Thanks to the last adjustment of my medication, last Thursday, my ability to concentrate is FINALLY back, and thereby my enjoyment of many things, like reading and knitting. I started back to the gym last night, after more than a month away. We did weigh and measure first off, and it was like I never left; all my numbers were nearly identical to my last weigh and measure waaaay back in October.

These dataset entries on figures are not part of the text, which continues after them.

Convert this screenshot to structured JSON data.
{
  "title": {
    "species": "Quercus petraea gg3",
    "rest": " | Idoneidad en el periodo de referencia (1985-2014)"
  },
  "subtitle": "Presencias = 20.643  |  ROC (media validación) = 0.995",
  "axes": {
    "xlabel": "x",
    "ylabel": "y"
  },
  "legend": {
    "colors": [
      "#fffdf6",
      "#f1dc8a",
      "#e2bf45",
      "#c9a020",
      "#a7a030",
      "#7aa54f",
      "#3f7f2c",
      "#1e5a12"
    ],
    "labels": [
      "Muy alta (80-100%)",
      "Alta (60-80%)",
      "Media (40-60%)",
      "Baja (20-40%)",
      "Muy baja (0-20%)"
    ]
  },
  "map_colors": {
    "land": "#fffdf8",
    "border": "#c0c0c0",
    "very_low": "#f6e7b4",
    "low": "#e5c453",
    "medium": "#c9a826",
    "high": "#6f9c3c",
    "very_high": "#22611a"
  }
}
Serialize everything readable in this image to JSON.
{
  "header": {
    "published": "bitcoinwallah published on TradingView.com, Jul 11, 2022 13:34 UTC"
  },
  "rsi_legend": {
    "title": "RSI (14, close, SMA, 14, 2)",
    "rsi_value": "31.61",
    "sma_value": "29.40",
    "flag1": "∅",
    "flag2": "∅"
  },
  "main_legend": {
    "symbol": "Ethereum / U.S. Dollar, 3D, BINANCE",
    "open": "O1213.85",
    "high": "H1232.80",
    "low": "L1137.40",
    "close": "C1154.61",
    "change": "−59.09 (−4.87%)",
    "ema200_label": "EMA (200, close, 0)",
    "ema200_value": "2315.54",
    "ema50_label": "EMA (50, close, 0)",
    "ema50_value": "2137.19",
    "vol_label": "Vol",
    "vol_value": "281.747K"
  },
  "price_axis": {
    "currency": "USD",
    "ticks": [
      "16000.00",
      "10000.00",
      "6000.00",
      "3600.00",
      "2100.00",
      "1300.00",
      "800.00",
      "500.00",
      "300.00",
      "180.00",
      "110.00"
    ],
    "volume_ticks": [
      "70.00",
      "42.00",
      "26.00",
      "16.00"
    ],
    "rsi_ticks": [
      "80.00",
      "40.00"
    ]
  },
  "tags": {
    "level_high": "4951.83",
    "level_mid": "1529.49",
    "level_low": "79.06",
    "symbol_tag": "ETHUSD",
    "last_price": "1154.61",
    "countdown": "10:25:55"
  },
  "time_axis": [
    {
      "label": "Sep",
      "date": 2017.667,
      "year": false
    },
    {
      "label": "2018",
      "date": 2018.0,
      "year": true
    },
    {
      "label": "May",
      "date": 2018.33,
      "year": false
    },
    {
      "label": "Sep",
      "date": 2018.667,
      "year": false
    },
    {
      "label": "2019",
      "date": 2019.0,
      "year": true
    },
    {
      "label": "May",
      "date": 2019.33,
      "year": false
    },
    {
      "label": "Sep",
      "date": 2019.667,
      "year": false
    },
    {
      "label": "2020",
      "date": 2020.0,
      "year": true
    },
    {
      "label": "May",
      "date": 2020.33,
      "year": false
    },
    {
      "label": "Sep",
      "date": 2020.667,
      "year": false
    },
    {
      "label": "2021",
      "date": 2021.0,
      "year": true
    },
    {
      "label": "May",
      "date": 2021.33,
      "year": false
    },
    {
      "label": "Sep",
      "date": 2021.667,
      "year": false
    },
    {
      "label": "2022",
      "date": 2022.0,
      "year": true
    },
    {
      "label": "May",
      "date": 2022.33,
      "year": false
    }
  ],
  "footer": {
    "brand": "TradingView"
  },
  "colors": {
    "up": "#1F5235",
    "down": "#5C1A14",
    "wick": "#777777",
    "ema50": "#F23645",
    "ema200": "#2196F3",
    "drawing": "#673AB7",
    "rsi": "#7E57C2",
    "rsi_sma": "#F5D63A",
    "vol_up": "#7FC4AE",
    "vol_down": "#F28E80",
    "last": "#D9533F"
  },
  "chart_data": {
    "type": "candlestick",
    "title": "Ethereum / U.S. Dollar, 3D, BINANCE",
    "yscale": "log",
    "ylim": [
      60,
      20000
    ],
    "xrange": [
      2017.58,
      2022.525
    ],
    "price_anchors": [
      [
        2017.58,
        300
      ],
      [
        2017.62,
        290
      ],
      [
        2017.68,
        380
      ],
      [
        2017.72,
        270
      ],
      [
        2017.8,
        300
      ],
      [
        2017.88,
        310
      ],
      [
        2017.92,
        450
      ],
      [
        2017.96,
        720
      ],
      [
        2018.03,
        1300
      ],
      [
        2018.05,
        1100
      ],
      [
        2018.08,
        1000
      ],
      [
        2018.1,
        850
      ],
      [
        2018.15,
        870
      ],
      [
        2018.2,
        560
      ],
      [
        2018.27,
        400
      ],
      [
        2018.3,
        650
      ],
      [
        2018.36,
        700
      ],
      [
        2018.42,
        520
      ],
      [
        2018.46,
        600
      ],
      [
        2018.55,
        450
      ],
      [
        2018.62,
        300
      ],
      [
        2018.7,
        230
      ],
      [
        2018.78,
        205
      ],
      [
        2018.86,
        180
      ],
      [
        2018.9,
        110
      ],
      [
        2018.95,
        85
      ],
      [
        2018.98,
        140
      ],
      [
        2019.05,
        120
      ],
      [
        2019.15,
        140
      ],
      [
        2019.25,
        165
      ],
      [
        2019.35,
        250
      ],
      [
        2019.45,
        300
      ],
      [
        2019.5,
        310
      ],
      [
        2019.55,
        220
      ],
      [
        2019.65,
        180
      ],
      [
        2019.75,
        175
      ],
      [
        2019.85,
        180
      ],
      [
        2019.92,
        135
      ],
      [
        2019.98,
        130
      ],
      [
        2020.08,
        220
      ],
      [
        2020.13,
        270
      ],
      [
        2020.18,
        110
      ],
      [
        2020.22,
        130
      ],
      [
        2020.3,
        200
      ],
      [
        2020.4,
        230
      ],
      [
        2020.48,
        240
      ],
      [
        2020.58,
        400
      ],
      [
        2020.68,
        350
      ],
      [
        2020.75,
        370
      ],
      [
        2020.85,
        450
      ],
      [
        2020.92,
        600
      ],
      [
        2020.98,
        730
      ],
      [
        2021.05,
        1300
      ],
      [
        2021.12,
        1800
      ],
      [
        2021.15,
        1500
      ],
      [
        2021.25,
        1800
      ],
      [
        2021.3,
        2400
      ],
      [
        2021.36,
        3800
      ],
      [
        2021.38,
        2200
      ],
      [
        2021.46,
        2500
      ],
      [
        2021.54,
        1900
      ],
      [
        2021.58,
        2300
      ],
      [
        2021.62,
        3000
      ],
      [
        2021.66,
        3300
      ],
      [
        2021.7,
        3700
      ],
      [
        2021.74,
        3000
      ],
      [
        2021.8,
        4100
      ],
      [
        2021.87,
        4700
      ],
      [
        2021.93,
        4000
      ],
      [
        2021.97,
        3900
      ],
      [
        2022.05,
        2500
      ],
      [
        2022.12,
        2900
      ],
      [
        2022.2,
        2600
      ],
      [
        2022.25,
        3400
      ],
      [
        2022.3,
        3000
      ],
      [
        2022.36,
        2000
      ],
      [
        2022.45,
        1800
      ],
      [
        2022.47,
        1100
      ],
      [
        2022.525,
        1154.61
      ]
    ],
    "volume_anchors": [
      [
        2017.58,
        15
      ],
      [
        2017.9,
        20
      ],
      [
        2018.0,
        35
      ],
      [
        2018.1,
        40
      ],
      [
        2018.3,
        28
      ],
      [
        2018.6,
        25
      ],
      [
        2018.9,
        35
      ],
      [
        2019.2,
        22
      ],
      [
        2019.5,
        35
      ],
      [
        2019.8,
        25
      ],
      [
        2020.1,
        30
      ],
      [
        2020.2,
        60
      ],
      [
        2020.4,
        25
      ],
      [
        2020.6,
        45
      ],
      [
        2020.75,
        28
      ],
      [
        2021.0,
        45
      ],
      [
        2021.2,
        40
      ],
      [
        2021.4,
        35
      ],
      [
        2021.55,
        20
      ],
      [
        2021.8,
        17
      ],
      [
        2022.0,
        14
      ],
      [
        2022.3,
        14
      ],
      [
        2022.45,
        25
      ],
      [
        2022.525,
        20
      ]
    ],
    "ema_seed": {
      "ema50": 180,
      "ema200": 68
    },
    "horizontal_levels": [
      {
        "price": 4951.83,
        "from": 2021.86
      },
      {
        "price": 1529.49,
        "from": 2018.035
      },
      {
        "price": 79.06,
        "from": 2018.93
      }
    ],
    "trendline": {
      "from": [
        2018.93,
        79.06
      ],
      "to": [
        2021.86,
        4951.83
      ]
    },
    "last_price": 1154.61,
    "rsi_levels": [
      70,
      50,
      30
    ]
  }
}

I got winded pretty quickly, but I hope to build back up to going every weeknight, like I was doing before that stupid idiot Colonel McCucheon cut me off all my medication in mid-December.

-... -

The Goober and Sekhmet have halted their world domination plans to declare war on each other, something like Amerca and the Soviet Union after WW2, only nastier. Hostilities commenced the other night, with incendiary Lego carpet-bombing:

Sekhmet could not be reached for comment, but I suspect will be falling back on guerilla warfare.

-... -

Trying to get motivated to change my blog template and add all the color articles to the sidebar... while I'm at it, is anyone interesting in me doing white and black, as well? Or is everyone about done with the whole color issue?

'Cause I'm reading up on Chinese art history and can go on for hours about the bronzes.

Sunday, March 02, 2008

It's getting surreal around here.

Okay, okay, it's possible it has always been surreal and I'm just noticing.

Last night I was in my office, spinning, and listening to internet radio, the 80's alternative station. The Ramones came on, "I Wanna Be Sedated" and I rarely get to play loud music any more 'cause usually when I'm spinning the Goober is in bed, so... I cranked it up. I've got some good speakers on my computer, so it was pretty loud. Next thing I know, the husbeast and the Goober burst into the room and moshed around me as I tried to keep spinning while laughing so hard I could barely see. Then Echo and the Bunnymen came on, and I left the sound up, and the husbeast said "What is this, the bad flashback channel?"

Being a grownup is a lot less serious than I thought it would be, when I was a kid. Or maybe I'm in denial. Either one works for me.

And then this morning, I'm in my office again, trying to send e-mail, and the Goober comes in and starts poking through my things. She can't resist the dye supplies, especially since I got organized with them. There's also a five-gallon bucket that she loves, more normally used to soak yarn and occasionally as a dye vat. I have said "Leave the bucket alone" so many times, I'd get a tee shirt made with that on it, if she could read. Anyway, after another round of 'leave that alone' this morning, I look away for a second, and the next thing I know...

"Mumma. I stuck." I was very, very, very tempted to leave her there.

-... -

My pound of wool arrived Saturday:

I've been spinning it up; I haven't quite gotten the hang of doing it thin enough to then ply and get sock yarn. I'm getting more like worsted weight. I'll still be selling off the stuff, probably at discount prices, because if I keep all the yarn I'm going to be spinning, I'll be buried. No way I can knit it up fast enough. (If you guys are wondering at all the blue I'm using, it's easy on the eyes and it's a very popular color, meaning it'll be easier to sell.)

I chain-plied what silk I had spun and skeined it up:

Not sure if I like it or not... it'll make a freaking warm scarf, though. Maybe I can unload it on someone for Christmas. And there's still half the silk left to spin... I think I'm going to be doing a tutorial on how to draft silk hankies, because you can knit from them without bothering to spin the fiber first (silk fibers are really long and the structure of knitting holds it together).

-... -

The husbeast has volunteered us to make sloppy joes for some charity thing on Wednesday. (To give him credit, if I said no, he'd make them himself. He's not forcing me to make it.) The only thing we have that's remotely appropriate to use is the roaster I use to dye yarn with.

Sure hope it doesn't turn the food purple.